Trump's most recent criticism of Sessions is the most pointed since last spring and summer. But acting on it is fraught with risk.
Any move to oust Sessions could be viewed as an attempt to wrest control of Mueller's wide-ranging inquiry, which includes looking into whether the president sought to obstruct the investigation.
"If Trump removes Sessions, Mueller would have to look at this very carefully in combination with the president's dismissal of (FBI director James) Comey as an effort to damage, derail or slow down the Russia investigation," said Patrick Cotter, a former federal prosecutor.
Cotter said Trump's tweets and public statements demonstrated the president's disappointment in Sessions for recusing himself from the Russia inquiry last year. Trump was so angry with Sessions' recusal that the attorney general offered his resignation, which the president did not accept.
"And in the (May) interview with NBC, he acknowledged firing Comey because of his handling of the Russia investigation. Whatever Trump does, it seems to make it easier for prosecutors," Cotter said.
The political costs of removing Sessions could be just as risky.
The attorney general enjoys fairly strong support among Republicans for aggressively pursuing Trump's agenda at the Justice Department.
In addition to focusing attention on recent spikes in homicide, he has ordered a sweeping review of police agreements that punished troubled agencies; rolled back a series of Obama-era civil rights actions, including a Justice Department challenge to a controversial voter identification law in Texas; and threatened so-called sanctuary cities for harboring undocumented immigrants.
In January, the attorney general paved the way for tougher marijuana enforcement when he rescinded the previous administration's policy of non-interference with state laws allowing the use of medical and recreational pot.
This week, Rep. Pete King, R-N.Y., citing Sessions' loyalty, said the president should refrain from publicly rebuking the attorney general.

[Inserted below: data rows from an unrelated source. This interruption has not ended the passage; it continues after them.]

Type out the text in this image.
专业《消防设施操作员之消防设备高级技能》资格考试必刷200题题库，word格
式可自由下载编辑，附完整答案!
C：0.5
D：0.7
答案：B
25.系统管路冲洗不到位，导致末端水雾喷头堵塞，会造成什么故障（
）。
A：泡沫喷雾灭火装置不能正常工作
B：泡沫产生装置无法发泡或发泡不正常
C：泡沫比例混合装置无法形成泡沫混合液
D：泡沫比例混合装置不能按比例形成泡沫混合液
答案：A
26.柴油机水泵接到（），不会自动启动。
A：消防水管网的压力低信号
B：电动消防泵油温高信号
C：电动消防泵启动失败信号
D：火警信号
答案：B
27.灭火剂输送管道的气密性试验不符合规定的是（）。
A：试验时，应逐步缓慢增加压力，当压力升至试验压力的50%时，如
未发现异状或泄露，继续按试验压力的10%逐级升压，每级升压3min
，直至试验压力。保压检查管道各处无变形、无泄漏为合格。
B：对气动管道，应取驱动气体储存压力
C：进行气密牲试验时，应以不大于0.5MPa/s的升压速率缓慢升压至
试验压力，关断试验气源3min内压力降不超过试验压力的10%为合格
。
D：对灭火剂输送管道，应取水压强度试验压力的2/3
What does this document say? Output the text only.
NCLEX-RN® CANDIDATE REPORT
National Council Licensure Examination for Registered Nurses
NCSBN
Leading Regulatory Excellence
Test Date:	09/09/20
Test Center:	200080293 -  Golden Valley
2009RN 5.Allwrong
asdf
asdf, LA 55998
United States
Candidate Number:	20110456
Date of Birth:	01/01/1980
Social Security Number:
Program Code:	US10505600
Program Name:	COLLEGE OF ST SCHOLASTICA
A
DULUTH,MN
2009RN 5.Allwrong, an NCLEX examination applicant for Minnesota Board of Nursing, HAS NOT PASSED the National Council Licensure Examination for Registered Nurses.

"Jeff Sessions is loyal to the president, and he's one of the first to support him," King said on Fox News. "He's often in very difficult positions, and I think he's trying to reconcile as best as he can."
But Republican support is not unanimous.
House Freedom Caucus leaders Mark Meadows of North Carolina and Jim Jordan of Ohio called for the attorney general to step down. The congressmen, citing Sessions' recusal from the Russia inquiry, asserted that the attorney general can no longer adequately manage the department and the FBI.
Trump's attacks on Sessions and the possible implications for the Russia investigation spawned some unlikely alliances as some Democrats urged Sessions to remain.
In January, Sen. Charles Schumer, D-N.Y., who voted against Sessions' confirmation, said the attorney general should not resign.
"Nothing, nothing should ever interfere with the Mueller investigation," he said.
Sessions draws inspiration and encouragement from some of the same men whose portraits hang in his fifth-floor conference room at the Justice Department.
One of them, Meese, said he spoke to the attorney general recently and urged him to carry on.
"I was impressed," Meese said. "He was in good spirits. I told him he was doing a great job."